Electrochemical Hydrogenation of CO on Cu(100): Insights from Accurate Multiconfigurational Wavefunction Methods.

Copper (Cu) remains the most efficacious electrocatalyst for electrochemical CO 2 reduction (CO 2 R). Its activity and selectivity are highly facet-dependent. We recently examined the commonly proposed rate-limiting CO hydrogenation step on Cu(111) via embedded correlated wavefunction (ECW) theory and demonstrated that only this higher-level theory yields predictions consistent with potential-dependent experimental kinetics. Here, to understand the differing activities of Cu(111) and Cu(100) in catalyzing CO 2 R, we explore CO hydrogenation on Cu(100) using ECW theory.

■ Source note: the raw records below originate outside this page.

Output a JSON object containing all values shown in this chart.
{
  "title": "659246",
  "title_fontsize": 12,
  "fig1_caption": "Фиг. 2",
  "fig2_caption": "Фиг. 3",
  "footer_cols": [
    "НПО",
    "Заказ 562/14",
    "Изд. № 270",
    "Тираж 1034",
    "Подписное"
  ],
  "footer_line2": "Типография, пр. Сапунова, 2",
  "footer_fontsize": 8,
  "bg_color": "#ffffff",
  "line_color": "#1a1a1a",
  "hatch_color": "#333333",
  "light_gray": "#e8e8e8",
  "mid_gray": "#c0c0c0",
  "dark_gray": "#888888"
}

We predict that the preferred pathway involves the reduction of adsorbed CO (*CO) to *COH via proton-coupled electron transfer (PCET) at working potentials, although *CHO also may form with a kinetically accessible but higher barrier. In contrast, our earlier work on Cu(111) concluded that *COH and *CHO formation via PCET are equally feasible. This work illustrates one possible origin of the facet dependence of CO 2 R mechanisms and products on Cu electrodes and sheds light on how the selectivity of CO 2 R electrocatalysts can be controlled by the surface morphology.